Figure 7- The effect of water cuts on oil-producing flowrate. As the water cut increases, the oil flow rate declines.

 

  1. Conclusions

Reservoir pressure and, subsequently, oil production diminishes over time. Injection of gas to boost production is a common artificial gas lift, especially in areas with large gas availability. This study used the gas lift in a new method to enhance the good production rate in one of the south Iranian oil fields.

We investigated the effect of flow rate, pressure, temperature, and specific gravity of the injected gas and changes in the pipe diameter in oil production. Injection gas rate and pressure had an optimum point; the tubing diameter at one point had the highest output. As the specific gravity of the injection gas increased, production generally decreased.

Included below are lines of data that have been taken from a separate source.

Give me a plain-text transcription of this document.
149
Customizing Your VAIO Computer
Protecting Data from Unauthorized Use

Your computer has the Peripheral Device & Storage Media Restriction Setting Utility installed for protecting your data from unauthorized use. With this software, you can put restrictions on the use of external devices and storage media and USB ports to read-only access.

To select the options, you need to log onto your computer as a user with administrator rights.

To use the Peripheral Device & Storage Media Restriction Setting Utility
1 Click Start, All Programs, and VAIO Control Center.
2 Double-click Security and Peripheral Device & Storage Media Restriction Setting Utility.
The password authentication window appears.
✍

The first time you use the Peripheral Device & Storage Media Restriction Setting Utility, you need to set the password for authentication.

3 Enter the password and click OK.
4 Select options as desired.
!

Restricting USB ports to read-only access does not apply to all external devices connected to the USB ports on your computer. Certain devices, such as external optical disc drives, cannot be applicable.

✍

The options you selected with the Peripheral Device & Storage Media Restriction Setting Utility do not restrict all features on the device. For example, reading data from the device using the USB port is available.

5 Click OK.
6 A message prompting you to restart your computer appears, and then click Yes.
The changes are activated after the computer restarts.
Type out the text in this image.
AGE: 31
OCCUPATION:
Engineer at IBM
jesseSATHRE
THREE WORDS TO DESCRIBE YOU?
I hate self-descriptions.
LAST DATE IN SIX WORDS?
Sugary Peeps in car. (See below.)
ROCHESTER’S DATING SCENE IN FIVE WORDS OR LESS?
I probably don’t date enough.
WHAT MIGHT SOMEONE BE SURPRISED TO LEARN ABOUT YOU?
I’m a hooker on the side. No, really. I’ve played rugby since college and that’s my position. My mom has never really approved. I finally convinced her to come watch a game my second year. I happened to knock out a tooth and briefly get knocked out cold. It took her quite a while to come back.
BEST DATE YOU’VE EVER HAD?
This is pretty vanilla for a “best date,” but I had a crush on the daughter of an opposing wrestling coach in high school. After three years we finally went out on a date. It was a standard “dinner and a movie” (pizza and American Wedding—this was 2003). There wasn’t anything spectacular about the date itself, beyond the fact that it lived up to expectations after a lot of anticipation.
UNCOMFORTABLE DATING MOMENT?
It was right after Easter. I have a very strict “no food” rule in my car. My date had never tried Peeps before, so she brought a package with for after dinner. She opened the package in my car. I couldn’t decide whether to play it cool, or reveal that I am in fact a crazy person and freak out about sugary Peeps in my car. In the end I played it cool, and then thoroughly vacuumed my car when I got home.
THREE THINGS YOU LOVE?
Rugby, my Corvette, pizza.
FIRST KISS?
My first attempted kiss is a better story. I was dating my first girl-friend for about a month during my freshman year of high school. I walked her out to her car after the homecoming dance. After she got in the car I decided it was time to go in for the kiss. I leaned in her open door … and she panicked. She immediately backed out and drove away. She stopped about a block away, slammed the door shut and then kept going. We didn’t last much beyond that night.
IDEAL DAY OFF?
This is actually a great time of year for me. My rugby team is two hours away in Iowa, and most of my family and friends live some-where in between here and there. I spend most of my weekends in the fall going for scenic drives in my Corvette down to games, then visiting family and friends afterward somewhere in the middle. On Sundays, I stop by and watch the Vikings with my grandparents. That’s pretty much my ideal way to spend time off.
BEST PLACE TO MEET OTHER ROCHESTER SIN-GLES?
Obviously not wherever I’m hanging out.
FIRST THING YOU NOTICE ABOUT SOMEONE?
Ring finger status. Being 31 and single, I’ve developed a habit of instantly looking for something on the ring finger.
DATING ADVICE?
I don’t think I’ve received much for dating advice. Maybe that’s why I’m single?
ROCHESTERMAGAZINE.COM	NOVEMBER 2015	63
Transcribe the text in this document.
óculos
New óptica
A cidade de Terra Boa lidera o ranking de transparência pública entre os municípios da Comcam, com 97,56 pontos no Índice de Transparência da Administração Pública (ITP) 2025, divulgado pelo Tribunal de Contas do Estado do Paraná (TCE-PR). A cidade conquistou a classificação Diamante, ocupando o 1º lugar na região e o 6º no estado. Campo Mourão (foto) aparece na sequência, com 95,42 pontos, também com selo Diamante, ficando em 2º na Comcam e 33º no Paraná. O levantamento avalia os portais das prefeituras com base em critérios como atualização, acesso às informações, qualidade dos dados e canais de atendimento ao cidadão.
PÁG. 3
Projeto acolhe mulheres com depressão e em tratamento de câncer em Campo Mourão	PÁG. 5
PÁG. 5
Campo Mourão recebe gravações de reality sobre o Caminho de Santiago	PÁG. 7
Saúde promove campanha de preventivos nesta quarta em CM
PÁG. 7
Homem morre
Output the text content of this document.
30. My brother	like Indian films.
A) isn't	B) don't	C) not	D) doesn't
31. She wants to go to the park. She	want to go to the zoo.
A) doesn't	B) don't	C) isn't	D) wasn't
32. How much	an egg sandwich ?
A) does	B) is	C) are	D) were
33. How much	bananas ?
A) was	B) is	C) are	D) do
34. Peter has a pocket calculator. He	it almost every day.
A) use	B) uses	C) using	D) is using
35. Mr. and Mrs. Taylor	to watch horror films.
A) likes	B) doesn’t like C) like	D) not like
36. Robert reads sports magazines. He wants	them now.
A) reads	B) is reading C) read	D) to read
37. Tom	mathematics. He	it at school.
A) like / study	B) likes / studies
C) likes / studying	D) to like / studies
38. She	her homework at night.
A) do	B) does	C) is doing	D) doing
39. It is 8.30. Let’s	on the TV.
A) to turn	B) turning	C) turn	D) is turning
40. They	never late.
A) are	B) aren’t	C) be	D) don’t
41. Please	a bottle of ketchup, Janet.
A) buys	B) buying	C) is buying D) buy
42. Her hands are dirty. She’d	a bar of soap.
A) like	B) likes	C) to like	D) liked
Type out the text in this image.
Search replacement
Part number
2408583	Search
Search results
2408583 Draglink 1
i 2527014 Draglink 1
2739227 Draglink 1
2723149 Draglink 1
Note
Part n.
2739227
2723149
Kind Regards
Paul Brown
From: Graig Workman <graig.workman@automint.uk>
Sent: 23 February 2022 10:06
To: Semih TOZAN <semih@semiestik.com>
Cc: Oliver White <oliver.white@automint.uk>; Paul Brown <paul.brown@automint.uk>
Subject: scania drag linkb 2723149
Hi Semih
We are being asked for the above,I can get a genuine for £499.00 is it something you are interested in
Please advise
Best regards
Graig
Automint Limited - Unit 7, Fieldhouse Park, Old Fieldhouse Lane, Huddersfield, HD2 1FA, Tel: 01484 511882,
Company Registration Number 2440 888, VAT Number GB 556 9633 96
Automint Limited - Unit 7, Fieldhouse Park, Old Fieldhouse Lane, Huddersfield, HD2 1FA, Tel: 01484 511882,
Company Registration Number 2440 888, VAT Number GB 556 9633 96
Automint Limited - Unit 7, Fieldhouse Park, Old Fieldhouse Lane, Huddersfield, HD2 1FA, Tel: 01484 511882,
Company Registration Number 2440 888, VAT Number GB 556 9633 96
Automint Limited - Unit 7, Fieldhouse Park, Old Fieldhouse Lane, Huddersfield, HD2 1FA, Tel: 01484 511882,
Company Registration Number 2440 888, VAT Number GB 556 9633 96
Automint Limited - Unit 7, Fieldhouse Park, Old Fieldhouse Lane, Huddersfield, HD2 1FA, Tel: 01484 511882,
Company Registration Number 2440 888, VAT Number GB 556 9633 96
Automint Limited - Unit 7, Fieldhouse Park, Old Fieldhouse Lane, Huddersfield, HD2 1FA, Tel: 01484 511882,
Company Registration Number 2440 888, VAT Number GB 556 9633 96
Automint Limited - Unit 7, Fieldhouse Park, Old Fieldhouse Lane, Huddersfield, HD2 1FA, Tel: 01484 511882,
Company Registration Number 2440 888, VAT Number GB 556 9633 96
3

As the temperature of the injection gas rose, diminished decreased slightly. We can produce a better and more ideal product based on these conclusions, and this is one of the advantages of the optimization method used in this study. Sensitivity analysis was performed well for each parameter to obtain sufficient accuracy and reliability of the optimization process used. In response to gas injection, we achieved a 156.4 % increase in production.

In order to expand this study, by examining and analyzing the sensitivity of other properties of injected gas and also examining different chemical compounds of injected gas with different percentages, more accurate results can be obtained from the effect of other properties of injected gas on increasing oil production.

Acknowledgments

The authors wish to thank all readers for their valuable comments. They also express their gratitude to the National Iranian Oil Company for providing well and reservoir data.